Source: www.insideradio.com, March 2023
Worries about podcast listening levelling off have been laid to rest by the 2023 Infinite Dial study. After taking a small but surprising downturn last year, monthly and weekly podcast listening bounced back this year. “After a one-year pause, podcasting’s numbers are up across the board,” Edison VP of Research Megan Lazovick said during a Thursday webinar.
Podcast increased its monthly reach to 42% of Americans aged 12 after declining to 38% last year. That put its penetration slightly above 2021 levels, before the unexpected 2022 decline.
In 2023, the overwhelming majority of Americans (83%) know what a podcast is – about 237 million people. The growth of the medium can also be traced by looking at how many people have tested it. After slow growth from 2006-2014, “Serial” came along creating a major buzz and opening the medium to a wider audience. Apple made its podcast player available as a standard part of iOS and the floodgates opened on new shows. In 2023, a strong majority (64%) said they’ve ever listened to a podcast, an estimated 183 million people.
The podcast portrait is less rosy when looking at Americans 55 and older. Monthly listening for this demo peaked at 26% in 2021, and has fallen ever since, declining to 21% in 2023. “There is certainly great content out there for this generation,” Lazovick said. The question is how do we get them to listen?”
Simply put, more people are listening to podcasts – and more of them. Weekly podcast listeners consumed an average of nine podcast episodes in the last week, up from eight episodes in 2022.
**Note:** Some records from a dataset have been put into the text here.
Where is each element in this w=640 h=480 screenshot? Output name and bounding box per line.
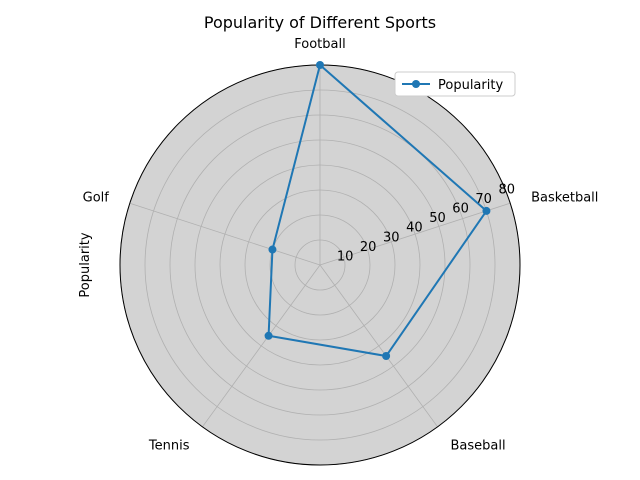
radial-tick-label: 20	[360, 240, 377, 255]
data-point-5	[268, 245, 277, 254]
category-labels: Football Basketball Baseball Tennis Golf	[83, 37, 599, 454]
grid-spoke-3	[319, 264, 438, 428]
radial-tick-label: 30	[383, 230, 400, 245]
radial-tick-label: 70	[475, 192, 492, 207]
category-label-2: Basketball	[531, 190, 598, 205]
category-label-5: Golf	[83, 190, 110, 205]
radial-tick-label: 10	[337, 249, 354, 264]
legend: Popularity	[394, 71, 516, 97]
radial-tick-label: 40	[406, 221, 423, 236]
radial-tick-label: 60	[452, 202, 469, 217]
y-axis-label: Popularity	[78, 232, 93, 297]
grid-spoke-2	[319, 202, 511, 266]
series-layer	[264, 61, 491, 361]
category-label-4: Tennis	[148, 439, 190, 454]
series-line	[267, 64, 488, 358]
chart-title: Popularity of Different Sports	[204, 13, 436, 32]
data-point-4	[264, 331, 273, 340]
radial-tick-labels: 10 20 30 40 50 60 70 80	[337, 182, 515, 264]
data-point-2	[482, 206, 491, 215]
radial-tick-label: 50	[429, 211, 446, 226]
legend-box	[394, 71, 516, 97]
category-label-1: Football	[294, 37, 345, 52]
grid-spoke-5	[129, 202, 321, 266]
legend-label: Popularity	[438, 78, 503, 93]
data-point-1	[316, 61, 324, 69]
category-label-3: Baseball	[450, 439, 505, 454]
legend-marker	[412, 80, 420, 88]
data-point-3	[382, 352, 391, 361]
grid-spoke-4	[202, 264, 321, 428]
radial-tick-label: 80	[499, 182, 516, 197]
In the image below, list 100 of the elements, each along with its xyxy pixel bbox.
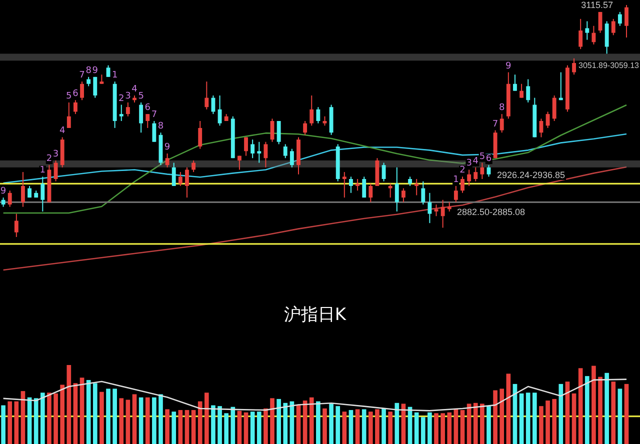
text: 4 <box>59 126 66 136</box>
bar <box>558 384 564 444</box>
text: 3 <box>466 158 472 169</box>
annotation: 2926.24-2936.85 <box>497 170 566 180</box>
candlestick <box>250 139 255 159</box>
bar <box>486 406 491 444</box>
bar <box>244 412 248 444</box>
candlestick <box>185 166 189 198</box>
bar <box>8 401 12 444</box>
annotation: 3051.89-3059.13 <box>578 61 640 70</box>
candlestick <box>394 166 399 212</box>
candlestick <box>264 141 268 168</box>
candlestick <box>480 162 484 180</box>
text: 4 <box>132 84 138 94</box>
bar <box>40 392 45 444</box>
text: 2 <box>118 94 124 104</box>
candlestick <box>303 120 308 136</box>
candlestick <box>198 120 202 150</box>
bar <box>230 406 236 444</box>
bar <box>178 410 183 444</box>
candlestick <box>257 141 262 164</box>
bar <box>598 376 602 444</box>
candlestick <box>66 102 71 128</box>
candlestick <box>80 81 84 101</box>
candlestick <box>434 204 438 217</box>
bar <box>145 397 150 444</box>
bar <box>460 410 465 444</box>
candlestick <box>14 213 18 238</box>
candlestick <box>86 76 91 87</box>
text: 4 <box>472 156 478 166</box>
bar <box>401 404 406 444</box>
bar <box>480 404 484 444</box>
bar <box>362 409 366 444</box>
bar <box>302 400 308 444</box>
bar <box>198 401 202 444</box>
bar <box>382 408 386 444</box>
candlestick <box>316 106 320 124</box>
text: 3 <box>52 149 59 160</box>
bar <box>296 404 301 444</box>
bar <box>355 409 360 444</box>
candlestick <box>119 104 124 122</box>
bar <box>532 392 537 444</box>
candlestick <box>401 188 406 203</box>
candlestick <box>552 94 556 122</box>
bar <box>66 365 72 444</box>
bar <box>138 397 144 444</box>
bar <box>434 413 438 444</box>
bar <box>466 404 472 444</box>
candlestick <box>322 116 327 126</box>
candlestick <box>126 102 130 117</box>
text: 1 <box>40 166 46 176</box>
bar <box>552 398 557 444</box>
candlestick <box>414 178 419 196</box>
bar <box>584 376 590 444</box>
bar <box>224 413 229 444</box>
text: 2 <box>46 154 52 164</box>
bar <box>152 397 156 444</box>
bar <box>309 397 314 444</box>
candlestick <box>310 94 314 126</box>
bar <box>80 378 84 444</box>
bar <box>158 394 163 444</box>
bar <box>86 380 91 444</box>
candlestick <box>178 172 182 186</box>
bar <box>618 388 622 444</box>
bar <box>54 393 58 444</box>
bar <box>92 383 98 444</box>
bar <box>184 410 190 444</box>
candlestick <box>244 136 248 156</box>
bar <box>493 390 498 444</box>
candlestick <box>572 58 576 76</box>
bar <box>388 412 393 444</box>
text: 沪指日K <box>284 305 347 325</box>
candlestick <box>237 155 242 170</box>
candlestick <box>283 144 288 159</box>
bar <box>20 391 26 444</box>
candlestick <box>342 172 346 198</box>
bar <box>420 417 426 444</box>
bar <box>611 382 616 444</box>
bar <box>624 384 629 444</box>
candlestick <box>408 176 412 186</box>
candlestick <box>192 160 196 173</box>
text: 5 <box>66 91 72 102</box>
candlestick <box>73 100 78 115</box>
candlestick <box>513 74 517 92</box>
candlestick <box>356 178 360 192</box>
annotation: 3115.57 <box>581 0 613 10</box>
candlestick <box>139 102 144 134</box>
bar <box>565 382 570 444</box>
candlestick <box>460 176 464 194</box>
candlestick <box>165 152 170 168</box>
bar <box>519 393 524 444</box>
bar <box>264 408 268 444</box>
candlestick <box>578 18 583 50</box>
text: 2 <box>460 166 466 176</box>
candlestick <box>106 64 110 78</box>
candlestick <box>440 199 445 228</box>
text: 7 <box>492 119 498 130</box>
candlestick <box>362 176 366 198</box>
bar <box>119 398 124 444</box>
text: 1 <box>112 70 118 81</box>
And more people are listening to podcasts in-car. Nearly four in ten U.S. adults age 18+ (38%) who have ridden in a car in the last month say they listen to podcasts in the car, up from 32% in 2022. However, podcast listening is still stagnant among those 55+ with 14% telling Edison’s researchers they listened to a podcast in the last week, flat from 2022.
The Infinite Dial 2023 was conducted via a national telephone survey of 1,500 people aged 12+ using random digit dialing techniques to cell phones and landlines. The survey was offered in English and Spanish with data weighted to national 12+ U.S. population figures.